In many ways, Avignon itself is an extraordinary work of art, but there are actual artistic masterpieces on display as well.

In many ways, Avignon itself is an extraordinary work of art, but there are actual artistic masterpieces on display as well. Musee de Petit Palais was once the lavish home of an archbishop, but it currently contains works by Botticelli, Carpaccio, and Crivelli, among others. There’s also Musee Angladon, a home formerly occupied by a Parisian couturier who left patterned silk walls to complement the Degas, Van Gogh, Cezanne, Manet, and Modigliani paintings displayed nearby.

Stop & Shop

Head to Les Halles, Avignon’s celebrated covered market, and shop like the locals. A diverse slate of some 40 vendors happily introduce tourists to Provencal favorites and visit with neighbors as they pick up spices and produce. Even if you don’t buy any goodies to take back to your hotel, you can indulge in some gastronomic goodies onsite – some artisan cheese, a quiche, and a basket of freshly shucked oysters would make a quintessentially French picnic.

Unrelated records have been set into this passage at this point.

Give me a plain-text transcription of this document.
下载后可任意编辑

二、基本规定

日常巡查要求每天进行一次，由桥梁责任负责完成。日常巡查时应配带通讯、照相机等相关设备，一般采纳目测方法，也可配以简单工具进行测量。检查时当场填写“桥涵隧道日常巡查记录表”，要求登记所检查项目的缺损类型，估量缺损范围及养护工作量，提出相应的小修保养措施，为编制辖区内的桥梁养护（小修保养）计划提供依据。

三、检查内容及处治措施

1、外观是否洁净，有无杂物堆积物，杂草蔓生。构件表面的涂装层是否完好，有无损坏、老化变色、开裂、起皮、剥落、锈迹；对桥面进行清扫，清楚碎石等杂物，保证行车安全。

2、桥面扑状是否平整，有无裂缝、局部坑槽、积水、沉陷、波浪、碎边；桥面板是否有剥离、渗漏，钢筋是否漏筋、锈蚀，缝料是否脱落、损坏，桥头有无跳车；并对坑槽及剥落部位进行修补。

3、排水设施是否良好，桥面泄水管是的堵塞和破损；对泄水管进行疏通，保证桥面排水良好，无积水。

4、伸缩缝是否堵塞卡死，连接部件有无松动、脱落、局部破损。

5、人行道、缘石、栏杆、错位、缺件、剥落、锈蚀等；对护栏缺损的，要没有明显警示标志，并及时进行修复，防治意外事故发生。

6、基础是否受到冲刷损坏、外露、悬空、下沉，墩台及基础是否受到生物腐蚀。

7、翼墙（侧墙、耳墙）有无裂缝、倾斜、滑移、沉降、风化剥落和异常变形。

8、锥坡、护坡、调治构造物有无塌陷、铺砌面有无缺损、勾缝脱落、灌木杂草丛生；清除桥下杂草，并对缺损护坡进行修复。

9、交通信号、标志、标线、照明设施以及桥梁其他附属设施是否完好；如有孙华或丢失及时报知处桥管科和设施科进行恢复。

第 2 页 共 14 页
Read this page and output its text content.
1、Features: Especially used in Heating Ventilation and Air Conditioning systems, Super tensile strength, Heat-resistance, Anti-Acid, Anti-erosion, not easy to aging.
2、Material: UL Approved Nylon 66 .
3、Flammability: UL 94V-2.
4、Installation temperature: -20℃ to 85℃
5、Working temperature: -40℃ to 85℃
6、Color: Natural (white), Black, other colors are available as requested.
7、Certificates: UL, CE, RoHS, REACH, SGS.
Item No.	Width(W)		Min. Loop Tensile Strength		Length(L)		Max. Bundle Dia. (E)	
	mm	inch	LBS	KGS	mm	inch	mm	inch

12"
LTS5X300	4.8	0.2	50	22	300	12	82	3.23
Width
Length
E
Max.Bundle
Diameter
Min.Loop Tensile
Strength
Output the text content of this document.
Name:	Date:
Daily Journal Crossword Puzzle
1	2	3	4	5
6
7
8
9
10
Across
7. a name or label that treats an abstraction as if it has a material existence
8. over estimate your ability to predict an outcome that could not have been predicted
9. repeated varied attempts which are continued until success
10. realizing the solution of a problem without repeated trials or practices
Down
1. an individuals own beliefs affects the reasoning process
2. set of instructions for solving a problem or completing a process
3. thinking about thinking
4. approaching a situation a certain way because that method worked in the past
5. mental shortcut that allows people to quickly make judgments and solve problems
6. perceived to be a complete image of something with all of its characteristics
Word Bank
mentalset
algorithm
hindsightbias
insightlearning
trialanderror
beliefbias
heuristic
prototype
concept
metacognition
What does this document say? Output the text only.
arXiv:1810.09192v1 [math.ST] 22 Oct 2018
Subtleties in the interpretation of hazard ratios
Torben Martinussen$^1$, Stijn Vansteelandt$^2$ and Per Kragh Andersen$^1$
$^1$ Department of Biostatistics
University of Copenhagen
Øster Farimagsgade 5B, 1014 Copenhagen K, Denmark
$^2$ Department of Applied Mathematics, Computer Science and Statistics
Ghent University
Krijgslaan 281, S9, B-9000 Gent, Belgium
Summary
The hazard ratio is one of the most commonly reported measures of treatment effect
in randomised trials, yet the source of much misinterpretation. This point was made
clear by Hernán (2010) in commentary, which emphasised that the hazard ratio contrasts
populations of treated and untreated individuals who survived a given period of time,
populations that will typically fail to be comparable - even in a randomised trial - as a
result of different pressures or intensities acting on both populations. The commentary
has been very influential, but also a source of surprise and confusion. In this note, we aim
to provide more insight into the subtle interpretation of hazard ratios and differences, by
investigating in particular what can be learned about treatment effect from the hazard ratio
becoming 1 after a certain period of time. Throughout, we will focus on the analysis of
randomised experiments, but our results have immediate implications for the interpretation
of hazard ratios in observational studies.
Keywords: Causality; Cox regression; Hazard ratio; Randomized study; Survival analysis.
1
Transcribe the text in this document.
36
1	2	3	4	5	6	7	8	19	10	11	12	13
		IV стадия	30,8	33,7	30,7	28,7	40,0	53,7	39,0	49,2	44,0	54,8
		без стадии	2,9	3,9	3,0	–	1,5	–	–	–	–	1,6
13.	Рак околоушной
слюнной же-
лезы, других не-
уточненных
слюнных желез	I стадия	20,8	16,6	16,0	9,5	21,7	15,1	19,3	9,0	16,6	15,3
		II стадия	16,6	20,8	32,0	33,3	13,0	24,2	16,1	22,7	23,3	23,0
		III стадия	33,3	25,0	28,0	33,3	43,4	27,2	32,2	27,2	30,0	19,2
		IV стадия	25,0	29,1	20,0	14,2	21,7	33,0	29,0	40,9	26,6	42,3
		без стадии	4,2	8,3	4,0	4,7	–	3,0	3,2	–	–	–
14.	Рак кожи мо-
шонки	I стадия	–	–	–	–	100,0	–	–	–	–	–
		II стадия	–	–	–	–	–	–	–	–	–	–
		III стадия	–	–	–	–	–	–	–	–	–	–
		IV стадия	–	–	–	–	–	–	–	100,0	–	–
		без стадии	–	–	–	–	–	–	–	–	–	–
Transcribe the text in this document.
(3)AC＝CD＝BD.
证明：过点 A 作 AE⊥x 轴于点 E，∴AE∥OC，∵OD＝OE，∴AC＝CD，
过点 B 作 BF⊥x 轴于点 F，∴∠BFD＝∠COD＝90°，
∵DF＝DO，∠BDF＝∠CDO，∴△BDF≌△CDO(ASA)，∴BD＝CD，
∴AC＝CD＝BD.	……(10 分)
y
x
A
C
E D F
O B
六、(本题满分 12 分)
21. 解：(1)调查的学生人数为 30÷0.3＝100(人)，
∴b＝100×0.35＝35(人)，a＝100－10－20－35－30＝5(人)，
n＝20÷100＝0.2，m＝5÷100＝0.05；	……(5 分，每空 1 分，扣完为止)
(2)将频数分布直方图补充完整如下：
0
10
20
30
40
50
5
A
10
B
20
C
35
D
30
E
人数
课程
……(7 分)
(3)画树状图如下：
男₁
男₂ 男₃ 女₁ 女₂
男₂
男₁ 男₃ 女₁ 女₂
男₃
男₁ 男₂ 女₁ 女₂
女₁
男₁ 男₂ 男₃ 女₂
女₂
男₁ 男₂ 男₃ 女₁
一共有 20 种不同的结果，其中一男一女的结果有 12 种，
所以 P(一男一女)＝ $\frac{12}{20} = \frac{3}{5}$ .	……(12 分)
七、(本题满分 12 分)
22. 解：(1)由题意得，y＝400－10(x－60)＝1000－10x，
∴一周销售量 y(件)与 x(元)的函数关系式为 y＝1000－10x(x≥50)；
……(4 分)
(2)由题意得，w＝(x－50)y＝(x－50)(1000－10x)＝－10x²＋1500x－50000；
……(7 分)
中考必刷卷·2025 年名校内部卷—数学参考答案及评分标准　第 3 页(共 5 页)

Provence and lavender are forever intertwined, and Le Chateau du Bois (The Castle of Wood) honors this aromatic marriage with an entire shop full of cosmetics, soap, sachets, and other perfumed products. If your idea of a souvenir leans a little more towards the sartorial side of things, consider a visit to La Chapellerie Mouret on Rue des Marchands. It’s a hat shop as well as a government-recognized historical monument. Step inside the stunning façade, which remains virtually unchanged since the store opened in 1860, and you’ll be able to choose from a selection of 8,000 hats.

Posters line the streets during the famous Festival d'Avignon

What to Know Before You Go

  • The Best Way to Travel: There’s an airport about eight kilometers from Avignon and CityJet offers a direct flight from London that clocks in at under an hour and a half. There’s also the Eurostar train that whisks travelers from Paris to Avignon in approximately 2 hours and 38 minutes.
  • When to Go: Avignon is incredibly popular in the summer months — especially in July, when the annual Festival d’ Avignon attracts theater lovers and troupes from around the world — and places book up quickly. Make reservations early to join the throngs or go in the off-season for more space and less commotion.
  • Local Currency: Euro
  • Native Language: French
  • How to Get Around: The maze of medieval streets in Avignon make for crazy driving. Ditch the rental car and hire a professional driver, many of whom can be found offering their services at the airport.
  • Plan to: Do plenty of people watching. There are tons of communal spots in Avignon that lend themselves to a little rest and reflection and, if you’re lucky, you’ll be entertained by a street performer or two as well.